Allegre tilted his head in frank acknowledgment. "Yes, unfortunately. Madame Vorsoisson" — he touched his brow in a considerably more formal gesture than the usual ImpSec salute—"on behalf of myself and my organization, I wish to offer you my most abject apologies. My Lord Auditor. Count. Countess." He looked up at Roic and Taura, sitting side by side on the sofa opposite. "Fortunately, ImpSec was not your last line of defense."

"Indeed," rumbled the count, who had seated himself on a straight chair turned backward, arms comfortably crossed over its back, listening intently but without comment till now. Countess Vorkosigan stood by his side; her hand touched his shoulder, and he caught it under his own thicker one.

Allegre said, "Illyan once told me that half the secret of House Vorkosigan's preeminence in Barrayaran history was the quality of the people it drew to its service. I'm glad to see this continues to hold true. Armsman Roic, Sergeant Taura — ImpSec salutes you with more gratitude than I can rightly express." He did so, in a sober gesture altogether free of his sporadic irony.
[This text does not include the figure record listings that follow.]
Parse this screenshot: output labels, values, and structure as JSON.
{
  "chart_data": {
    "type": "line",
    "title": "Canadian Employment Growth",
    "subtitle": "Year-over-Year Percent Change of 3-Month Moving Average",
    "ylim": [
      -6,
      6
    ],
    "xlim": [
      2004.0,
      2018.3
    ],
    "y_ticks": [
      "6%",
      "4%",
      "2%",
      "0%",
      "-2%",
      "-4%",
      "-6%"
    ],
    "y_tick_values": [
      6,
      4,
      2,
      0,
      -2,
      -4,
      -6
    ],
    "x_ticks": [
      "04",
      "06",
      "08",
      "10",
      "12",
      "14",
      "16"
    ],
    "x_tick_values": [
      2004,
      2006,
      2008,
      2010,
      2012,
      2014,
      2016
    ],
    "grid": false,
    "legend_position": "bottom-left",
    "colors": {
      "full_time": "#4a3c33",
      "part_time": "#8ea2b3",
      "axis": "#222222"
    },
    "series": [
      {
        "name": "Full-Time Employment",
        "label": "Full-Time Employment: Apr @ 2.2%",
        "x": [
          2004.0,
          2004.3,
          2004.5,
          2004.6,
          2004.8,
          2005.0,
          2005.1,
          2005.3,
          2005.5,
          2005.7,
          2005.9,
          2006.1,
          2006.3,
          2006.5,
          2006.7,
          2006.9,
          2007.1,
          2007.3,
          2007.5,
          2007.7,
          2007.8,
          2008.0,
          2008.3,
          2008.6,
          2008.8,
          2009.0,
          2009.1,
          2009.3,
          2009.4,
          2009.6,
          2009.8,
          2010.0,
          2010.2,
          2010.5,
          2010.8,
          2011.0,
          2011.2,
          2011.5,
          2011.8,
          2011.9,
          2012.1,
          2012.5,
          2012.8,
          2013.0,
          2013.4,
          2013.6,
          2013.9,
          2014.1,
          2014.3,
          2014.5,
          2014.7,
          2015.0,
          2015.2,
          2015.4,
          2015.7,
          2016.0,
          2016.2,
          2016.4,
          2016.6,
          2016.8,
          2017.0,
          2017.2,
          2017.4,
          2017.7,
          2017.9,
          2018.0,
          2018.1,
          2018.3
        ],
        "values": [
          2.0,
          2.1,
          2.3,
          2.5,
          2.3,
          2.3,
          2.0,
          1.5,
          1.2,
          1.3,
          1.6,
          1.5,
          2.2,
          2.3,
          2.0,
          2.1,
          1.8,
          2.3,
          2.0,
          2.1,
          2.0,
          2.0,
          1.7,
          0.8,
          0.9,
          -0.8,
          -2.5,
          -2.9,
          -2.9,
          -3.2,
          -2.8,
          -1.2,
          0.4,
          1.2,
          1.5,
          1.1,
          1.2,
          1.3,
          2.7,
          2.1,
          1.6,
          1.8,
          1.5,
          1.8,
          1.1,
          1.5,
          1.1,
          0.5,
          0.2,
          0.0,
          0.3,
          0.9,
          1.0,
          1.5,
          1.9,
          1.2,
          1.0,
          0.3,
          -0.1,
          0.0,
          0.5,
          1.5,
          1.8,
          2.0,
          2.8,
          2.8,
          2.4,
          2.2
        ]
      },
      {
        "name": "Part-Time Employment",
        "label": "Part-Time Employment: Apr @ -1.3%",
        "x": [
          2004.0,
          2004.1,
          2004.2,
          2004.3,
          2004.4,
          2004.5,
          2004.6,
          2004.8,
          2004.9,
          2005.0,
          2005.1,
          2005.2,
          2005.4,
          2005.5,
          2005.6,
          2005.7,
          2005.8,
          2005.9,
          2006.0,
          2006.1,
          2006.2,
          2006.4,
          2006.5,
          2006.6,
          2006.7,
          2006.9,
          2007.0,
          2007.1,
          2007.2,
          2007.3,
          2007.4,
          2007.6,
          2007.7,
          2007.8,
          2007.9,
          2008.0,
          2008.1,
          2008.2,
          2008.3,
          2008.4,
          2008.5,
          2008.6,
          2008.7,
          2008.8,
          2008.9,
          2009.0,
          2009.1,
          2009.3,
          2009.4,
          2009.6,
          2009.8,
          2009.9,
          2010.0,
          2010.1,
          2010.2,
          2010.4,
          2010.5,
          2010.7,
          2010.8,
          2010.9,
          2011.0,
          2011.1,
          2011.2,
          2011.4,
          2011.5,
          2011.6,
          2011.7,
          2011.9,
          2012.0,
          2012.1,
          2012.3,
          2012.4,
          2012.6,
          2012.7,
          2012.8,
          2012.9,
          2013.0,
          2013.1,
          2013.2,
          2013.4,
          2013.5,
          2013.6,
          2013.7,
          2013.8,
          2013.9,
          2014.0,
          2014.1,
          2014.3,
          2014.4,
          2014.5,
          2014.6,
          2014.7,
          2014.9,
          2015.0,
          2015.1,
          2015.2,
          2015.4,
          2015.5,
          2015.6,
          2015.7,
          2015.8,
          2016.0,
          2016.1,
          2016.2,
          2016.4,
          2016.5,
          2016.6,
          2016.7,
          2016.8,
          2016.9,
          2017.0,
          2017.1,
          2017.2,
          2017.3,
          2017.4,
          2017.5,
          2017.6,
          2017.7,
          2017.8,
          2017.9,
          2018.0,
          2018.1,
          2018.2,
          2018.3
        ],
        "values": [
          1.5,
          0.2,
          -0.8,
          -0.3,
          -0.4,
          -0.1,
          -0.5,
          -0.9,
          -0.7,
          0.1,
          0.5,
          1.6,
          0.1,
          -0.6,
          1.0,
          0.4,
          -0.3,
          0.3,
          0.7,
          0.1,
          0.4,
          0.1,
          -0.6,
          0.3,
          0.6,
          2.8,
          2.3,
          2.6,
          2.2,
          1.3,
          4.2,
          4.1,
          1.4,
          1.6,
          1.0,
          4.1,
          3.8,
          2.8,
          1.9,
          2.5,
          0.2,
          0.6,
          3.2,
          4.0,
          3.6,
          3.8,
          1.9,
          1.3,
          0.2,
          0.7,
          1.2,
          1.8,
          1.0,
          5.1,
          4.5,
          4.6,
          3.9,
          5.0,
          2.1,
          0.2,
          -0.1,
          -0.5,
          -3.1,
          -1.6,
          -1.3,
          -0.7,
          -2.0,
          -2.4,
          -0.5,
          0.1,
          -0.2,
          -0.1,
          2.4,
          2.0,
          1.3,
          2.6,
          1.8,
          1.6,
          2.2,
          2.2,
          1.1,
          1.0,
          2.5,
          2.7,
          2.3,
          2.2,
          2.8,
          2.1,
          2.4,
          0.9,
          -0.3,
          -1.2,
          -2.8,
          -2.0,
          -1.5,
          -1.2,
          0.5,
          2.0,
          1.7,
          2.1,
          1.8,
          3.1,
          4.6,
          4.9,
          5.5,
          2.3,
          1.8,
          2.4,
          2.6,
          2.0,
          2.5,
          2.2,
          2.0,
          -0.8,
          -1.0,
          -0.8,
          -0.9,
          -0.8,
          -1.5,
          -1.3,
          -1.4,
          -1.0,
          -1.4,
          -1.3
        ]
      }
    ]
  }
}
Roic blinked, ducking his head in lieu of the return salute he wasn't sure if he was supposed to make. He wondered if he was expected to say something. He hoped to hell no one would want him to make a speech, like after that incident in Hassadar. That had been more horrifying than the needler fire. He glanced up to find Taura glancing down at him, eyes bright. He wanted to ask her — he wanted to ask her a thousand things, but not here. Would they ever get a private moment again? Not for the next several hours, that was certain.

"Well, love," — m'lord blew out his breath, staring down at the plastic bag—"I think that's your final warning. Travel with me and you travel into hazard. I don't want it to be so. But it's going to go on being so, as long as I serve… what I serve."

M'lady-to-be glanced at the countess, whose return smile was decidedly twisted. "I never imagined it would be otherwise for a Lady Vorkosigan."

"I'll have these destroyed," m'lord said, reaching for the pearls.

"No," said m'lady-to-be, her eyes narrowing. "Wait."

He paused, raising his eyebrows at her.

"They were sent to me. They're my souvenir. I shall keep them. I'd have worn them as a courtesy to your friend." She reached past him and scooped up the bag, tossed it up and caught it again out of the air, her long fingers closing tightly around it. Her edged smile took Roic aback. "I'll wear them now as a defiance to our enemies."

M'lord's eyes blazed back at her.

The countess seized the moment — possibly, Roic thought, to cut off her son from further blithering — and tapped her chrono. "Speaking of wearing things, it's time to get dressed."

M'lord went a shade paler. "Yes, of course." He kissed m'lady-to-be's hand as she rose, looking as if he never wanted to let it go again. Countess Vorkosigan herded everyone except m'lord and his cousin into the hallway, shutting the door to the suite firmly behind her.